Dr. Husseini Manji, corresponding author on this paper and a Deputy Editor of Biological Psychiatry, explains that “by aiming new medications at more direct molecular targets, such as NMDA or AMPA, we may be able to bypass some of the steps through which current antidepressants indirectly exert their effects — a roundabout route that accounts for the long time it takes for patients to begin feeling better with the conventional medications.” He adds, “Today’s antidepressant medications eventually end up doing the same thing, but they go about it the long way around, with a lot of biochemical steps that take time. Now we’ve shown what the key targets are and that we can get at them rapidly.”
This study is especially important because even though this important antidepressant effect has been found in ketamine, its use also has significant drawbacks. According to John H. Krystal, M.D., Editor of Biological Psychiatry and affiliated with both Yale University School of Medicine and the VA Connecticut Healthcare System, “the only NMDA receptor antagonist found to be effective so far, ketamine, produces transient changes in perception and impairments in cognition.”

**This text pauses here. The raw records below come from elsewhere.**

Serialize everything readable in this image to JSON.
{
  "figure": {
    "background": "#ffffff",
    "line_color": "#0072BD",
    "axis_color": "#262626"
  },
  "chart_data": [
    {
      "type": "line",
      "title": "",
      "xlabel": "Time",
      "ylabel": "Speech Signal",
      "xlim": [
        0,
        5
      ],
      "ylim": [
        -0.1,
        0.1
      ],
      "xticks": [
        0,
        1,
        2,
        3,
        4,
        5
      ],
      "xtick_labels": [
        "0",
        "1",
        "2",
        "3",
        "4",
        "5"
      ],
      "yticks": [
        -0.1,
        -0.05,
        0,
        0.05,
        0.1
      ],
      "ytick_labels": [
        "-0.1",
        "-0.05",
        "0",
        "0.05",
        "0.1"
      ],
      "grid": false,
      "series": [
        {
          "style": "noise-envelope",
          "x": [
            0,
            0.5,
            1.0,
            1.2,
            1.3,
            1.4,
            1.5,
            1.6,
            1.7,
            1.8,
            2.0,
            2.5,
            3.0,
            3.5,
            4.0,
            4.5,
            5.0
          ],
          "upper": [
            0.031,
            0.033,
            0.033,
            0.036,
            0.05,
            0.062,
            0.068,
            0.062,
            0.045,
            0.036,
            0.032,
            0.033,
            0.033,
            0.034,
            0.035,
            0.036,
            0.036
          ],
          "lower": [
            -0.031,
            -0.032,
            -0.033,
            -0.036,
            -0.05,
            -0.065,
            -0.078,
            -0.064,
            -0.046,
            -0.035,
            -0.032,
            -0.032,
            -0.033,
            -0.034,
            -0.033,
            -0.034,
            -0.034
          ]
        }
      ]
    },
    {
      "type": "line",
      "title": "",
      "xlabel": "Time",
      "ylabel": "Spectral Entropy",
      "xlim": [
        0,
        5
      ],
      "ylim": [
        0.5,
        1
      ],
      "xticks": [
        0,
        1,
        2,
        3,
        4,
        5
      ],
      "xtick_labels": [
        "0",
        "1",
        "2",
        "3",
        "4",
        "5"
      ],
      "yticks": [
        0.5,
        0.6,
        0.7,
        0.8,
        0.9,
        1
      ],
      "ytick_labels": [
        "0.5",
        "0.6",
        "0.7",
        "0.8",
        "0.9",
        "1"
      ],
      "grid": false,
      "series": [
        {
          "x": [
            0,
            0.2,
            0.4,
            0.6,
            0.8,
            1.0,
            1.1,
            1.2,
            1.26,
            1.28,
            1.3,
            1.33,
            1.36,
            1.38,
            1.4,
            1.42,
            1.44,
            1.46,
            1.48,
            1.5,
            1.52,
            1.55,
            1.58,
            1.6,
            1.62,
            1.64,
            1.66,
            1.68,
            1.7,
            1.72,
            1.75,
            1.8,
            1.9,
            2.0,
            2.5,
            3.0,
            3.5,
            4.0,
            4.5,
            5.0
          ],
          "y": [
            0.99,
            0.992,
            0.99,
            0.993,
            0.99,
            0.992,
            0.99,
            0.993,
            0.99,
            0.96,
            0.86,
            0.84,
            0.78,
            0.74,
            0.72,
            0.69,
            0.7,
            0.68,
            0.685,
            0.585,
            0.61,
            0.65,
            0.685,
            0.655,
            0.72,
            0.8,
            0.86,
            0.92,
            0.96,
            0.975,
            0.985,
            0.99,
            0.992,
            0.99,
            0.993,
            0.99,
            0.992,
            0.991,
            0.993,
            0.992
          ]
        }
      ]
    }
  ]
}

It is also in the same class of drugs as PCP (phencyclidine) and can cause hallucinations, among other side effects. Dr. Krystal notes that “it is possible that drugs that directly enhance the activity of AMPA glutamate receptors, the AMPAkines, would have antidepressant effects similar to ketamine, without the unwanted side effects.” Exploring the antidepressant effects of the AMPAkines will now be an important target for researchers.
The article is “Cellular Mechanisms Underlying the Antidepressant Effects of Ketamine: Role of a-Amino-3-Hydroxy-5-Methylisoxazole-4-Propionic Acid Receptors” by Sungho Maeng, Carlos A. Zarate Jr, Jing Du, Robert J. Schloesser, Joseph McCammon, Guang Chen and Husseini K. Manji. The authors are affiliated with the Laboratory of Molecular Pathophysiology and Experimental Therapeutics, Mood and Anxiety Disorders Program, National Institute of Mental Health, National Institutes of Health, and Department of Health & Human Services, Bethesda, Maryland. The article appears in Biological Psychiatry, Volume 63, Issue 4 (February 15, 2008), published by Elsevier.